Kısa adı PISA olan testle, dünyanın değişik bölgelerinde 15 yaş düzeyi öğrencilerin matematik, fen bilimleri ve okumadaki becerileri ölçülüyor.
Test, 72 ülke ve ekonomik bölgeyi kapsıyor. 540 bin öğrenci arasında yapılan taramada, 35'i OECD üyesinden biri olan Yunanistan da yer alıyor. Test sonuçları, Yunanistan'ın eğitimde dibe vurduğunu gösteriyor. 35'lik listede Yunanistan sondan dördüncü sırada yer alıyor. 75 ülke arasında ise bilim ve matematik alanında 43'üncü, okuma dalında da 40'ıncı sırada.
OECD'nin yaptığı araştırma sonuçlarına göre, Yunanistan'ın göçmenlere yönelik eğitimide de ortalamanın altında.
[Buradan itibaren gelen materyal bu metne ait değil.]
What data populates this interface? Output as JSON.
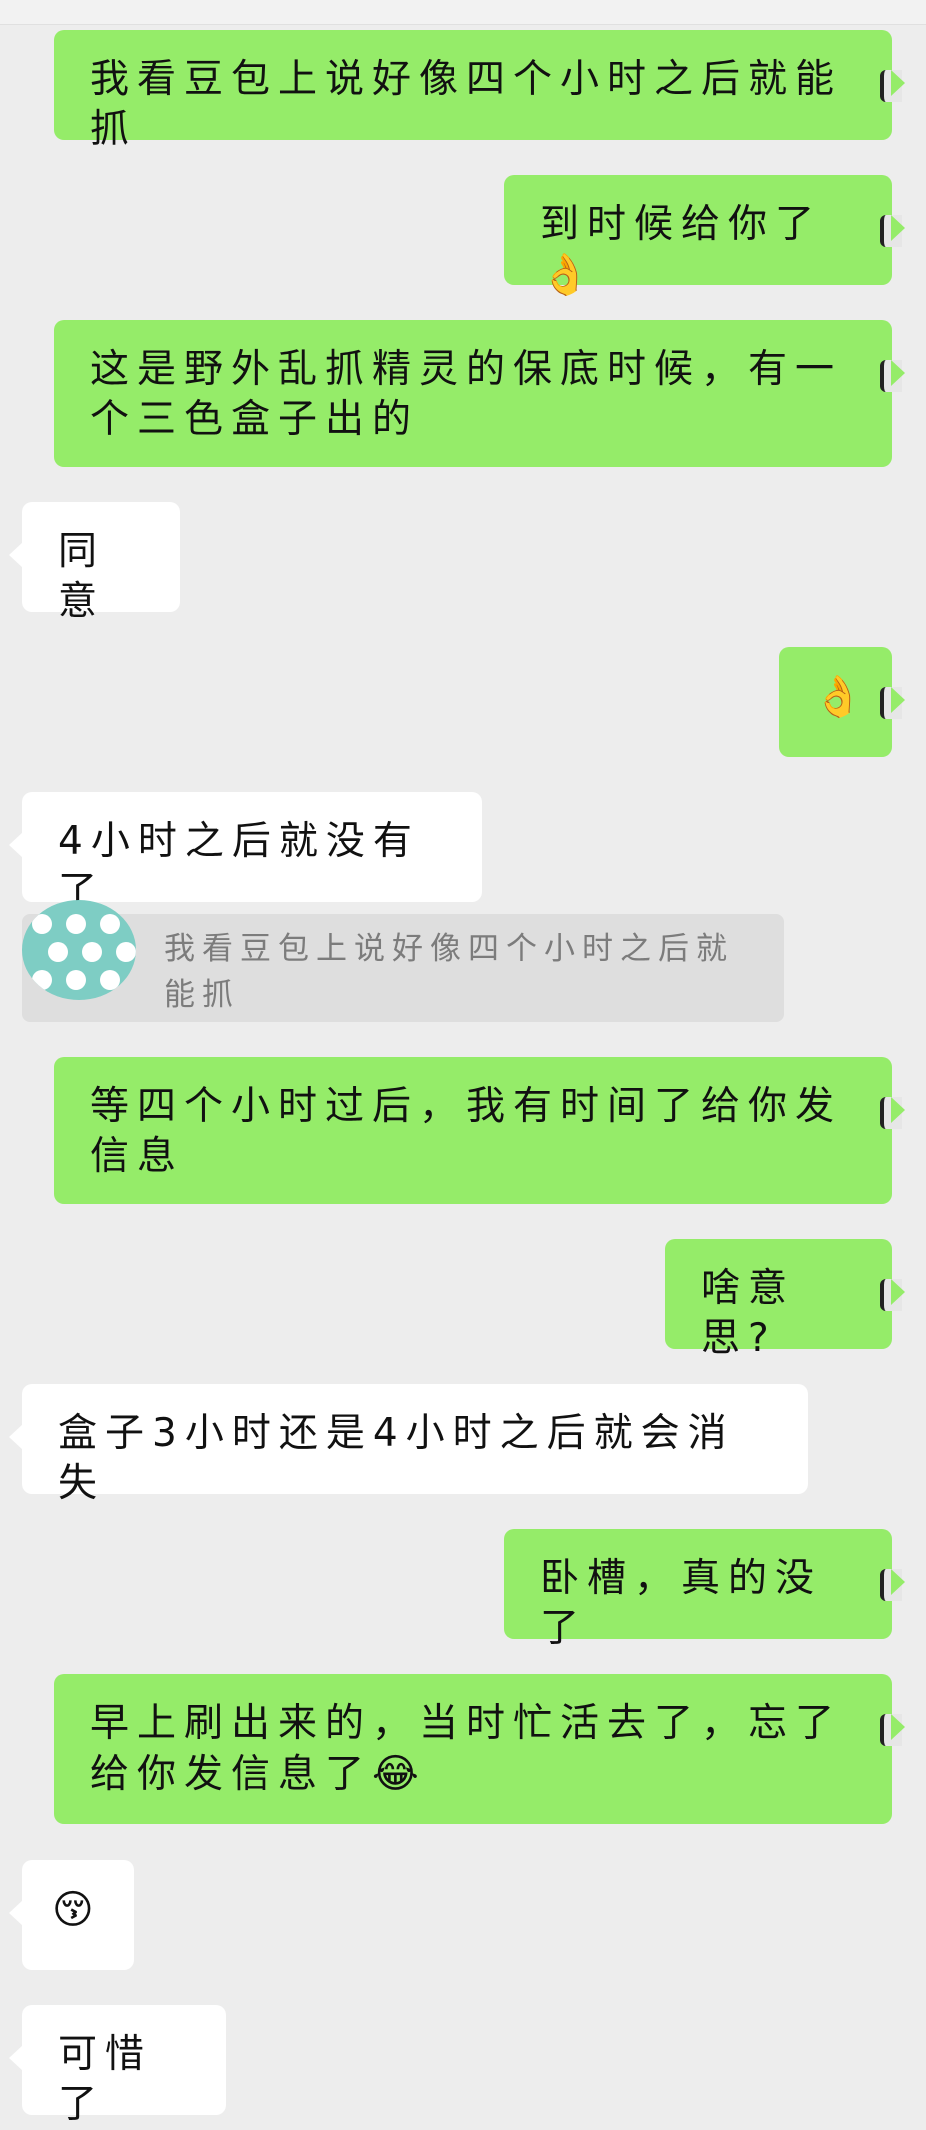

İnsan bu sonuçları görünce aklından, PISA testinin Yunanistan ayağına azınlık öğrencileri ayrı bir bölümde dahil edilebilseydi düşüncesi geçiyor.
Sonuç ne mi olurdu? Böyle bir durumda ortaya çıkacak sonuçları düşünmek bile istemiyorum doğrusu.
Ancak ne kadar vahim olursa olsun, azınlık eğitiminin içinde bulunduğu karanlık, bilimsel verilerle ortaya koyulmuş olurdu.
OECD ülkeleri arasında eğitimde sonuncu sıralarda yer alan Yunanistan'ın, azınlık eğitiminden sınıfı geçmesine imkan ve ihtimal yok tabii ki.
Ekonomik krizin eğitim üzerindeki olumsuz etkileri tabii ki görmezden gelinemez. Ama azınlık eğitimi söz konusu olduğunda, ekonomiden çok siyasi etkenlerin belirleyici olduğu bir gerçek.
Azınlık eğitimi devlet politikası cephesinde ele alındıkça, azınlık insanının ana dilinde eğitim talebi "tehlike" olarak algılandıkça, bu alanda ilerleme sağlamanın mümkün olmayacağı gün gibi ortada.
Benim yıllar önce öğrenciyken yaşadığım sorunların aynılarını ya da benzerlerini bugünün gençlerinin yaşıyor olması insanın yüreğini acıtıyor. Devletin bu alanda köklü değişiklikler yoluna gitmek bir tarafa, var olan sorunları sürüncemede bırakması, mevcut sorunlara yenilerini eklemesi, azınlık bireylerini "azınlık eğitiminden" soğutmak, yıldırmak amacını taşıyor. Bunu anlamak için kahin olmaya gerek yok.
Çok kez söyledim ve söylüyorum. Azınlık insanı devletinin şevkatini, sıcaklığı, samimiyetini hissetmedikçe hiçbir zaman ona güven duymayacaktır. Kuşkucu yaklaşımından kurtulamayacak, her şeyin altında bir bit yeniği aramayı sürdürecektir.
Büyük devlet, kucaklayan devlettir. Fırsat eşitliği tanıyan, eşit haklar sunan, vatandaşlarına eşit mesafede olan devlettir.
İşte OECD raporundan yola çıkarak bu hafta da dem vurduğum konular daha önce yazdıklarımızdan, söylediklerimizden farklılık göstermiyor. Göstermiyor, çünkü değişen bir şey yok. "Aynı tas, aynı hamam" sizin anlayacağınız.